Why do FODMAPs impact people with IBS more than others?

FODMAPs impact people with IBS more because people with IBS tend to have hypersensitive nerves in their gut (visceral hypersensitivity). These oversensitive gut nerves react quickly to any subtle changes in the gut. Then, these sensitive nerves tell the brain (through the gut-brain axis) to cause IBS symptoms like constipation, pain, diarrhea, and more.

Is stress a significant factor in IBS?

Yes. Stress often triggers people with IBS to fall into (and get stuck in) an unfortunate cycle where stress triggers IBS symptoms, which in turn causes more stress, which then triggers more IBS symptoms. And on. And on.

Image by wayhomestudio on Freepik

Do I have to follow a low-FODMAP IBS diet forever?
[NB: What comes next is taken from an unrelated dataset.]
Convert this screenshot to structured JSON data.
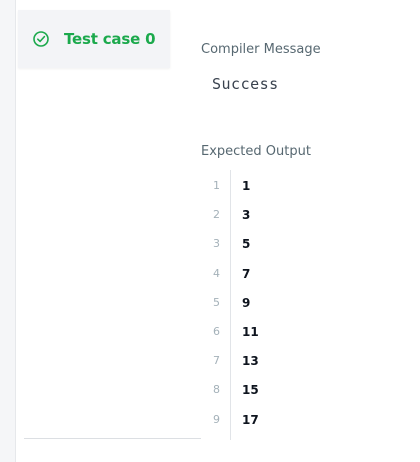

No, I would never recommend that anyone follow a low-FODMAP diet forever. 

While a low-FODMAP diet can be helpful to reduce your IBS symptoms in the short term, it’s not health-ful to follow a low-FODMAP diet indefinitely. 

If you remember from above, FODMAPs feed our gut bacteria (especially the “good” bacteria who help keep out the “bad” bacteria). When you starve your “good” bacteria by avoiding their favorite foods, the whole microbiome suffers. 
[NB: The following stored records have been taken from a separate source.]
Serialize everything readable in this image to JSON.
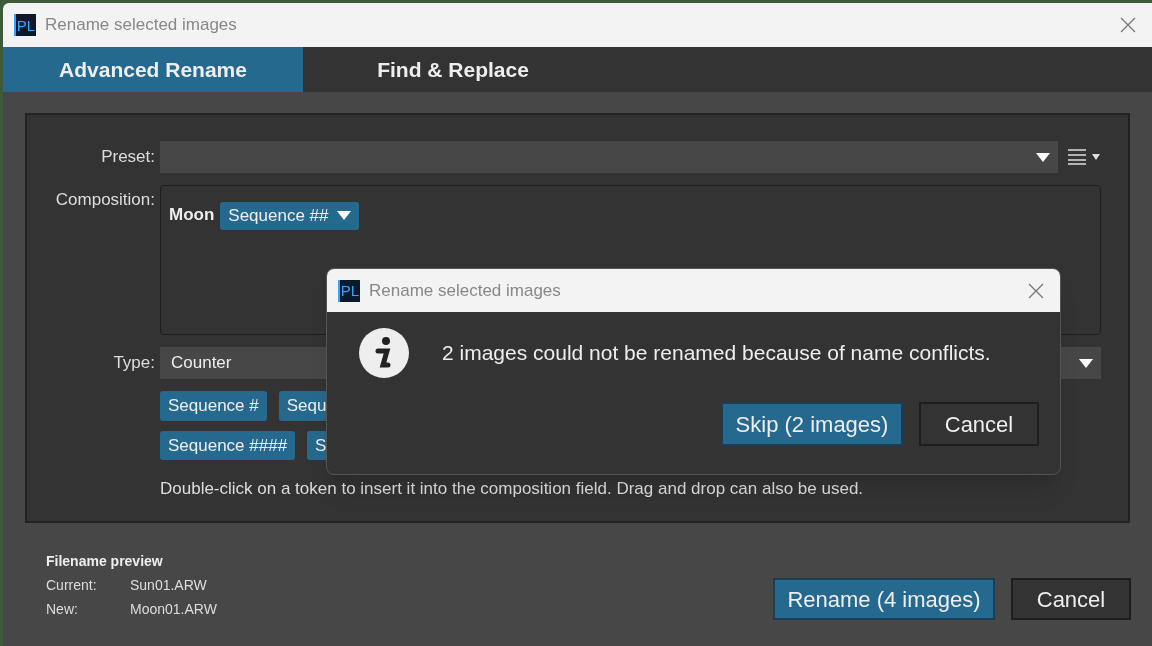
{
  "window": {
    "logo": "PL",
    "title": "Rename selected images"
  },
  "tabs": [
    {
      "label": "Advanced Rename",
      "selected": true
    },
    {
      "label": "Find & Replace",
      "selected": false
    }
  ],
  "preset": {
    "label": "Preset:"
  },
  "composition": {
    "label": "Composition:",
    "text": "Moon",
    "token": "Sequence ##"
  },
  "type": {
    "label": "Type:",
    "value": "Counter"
  },
  "tokens": [
    [
      "Sequence #",
      "Sequ"
    ],
    [
      "Sequence ####",
      "S"
    ]
  ],
  "hint": "Double-click on a token to insert it into the composition field. Drag and drop can also be used.",
  "preview": {
    "title": "Filename preview",
    "rows": [
      {
        "label": "Current:",
        "value": "Sun01.ARW"
      },
      {
        "label": "New:",
        "value": "Moon01.ARW"
      }
    ]
  },
  "buttons": [
    {
      "label": "Rename (4 images)",
      "primary": true
    },
    {
      "label": "Cancel",
      "primary": false
    }
  ],
  "dialog": {
    "logo": "PL",
    "title": "Rename selected images",
    "message": "2 images could not be renamed because of name conflicts.",
    "buttons": [
      {
        "label": "Skip (2 images)",
        "primary": true
      },
      {
        "label": "Cancel",
        "primary": false
      }
    ]
  }
}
This is why Monash University in Australia (the leading authority on the low-FODMAP diet), recommends implementing the diet in Three Phases.

  • Phase 1: Low-FODMAP diet
  • Phase 2: Reintroduction
  • Phase 3: Personalization

While it is possible to (find the resources and) try a low-FODMAP diet on your own, it’s much trickier to reintroduce the FODMAPs and personalize the diet. For this reason, Monash University recommends working with a FODMAP Dietitian who knows how to safely and effectively implement a low FODMAP diet in clinical practice.

How to find a FODMAP Dietitian 

You’ve already found one!

Adair is a FODMAP Dietitian (and she’s known about the low FODMAP diet since 2015).

Plus, she does things differently than other FODMAP Dietitians. Clients following Adair’s proprietary Total Gut Health Program usually see a 50% reduction in symptoms in the first two weeks!

Adair has a history of doing things outside the box. She applies all the tools and techniques in her toolkit to fix the one problem she specializes in: IBS.

If you’re interested in working with Adair, click the link below to schedule a free consultation.

What other evidence-based techniques can help? 

As mentioned above, stress is a significant factor in the development and propagation of IBS. Good news! Instead of avoiding FODMAPs forever, it is possible to change how the brain responds to these overactive nerves. 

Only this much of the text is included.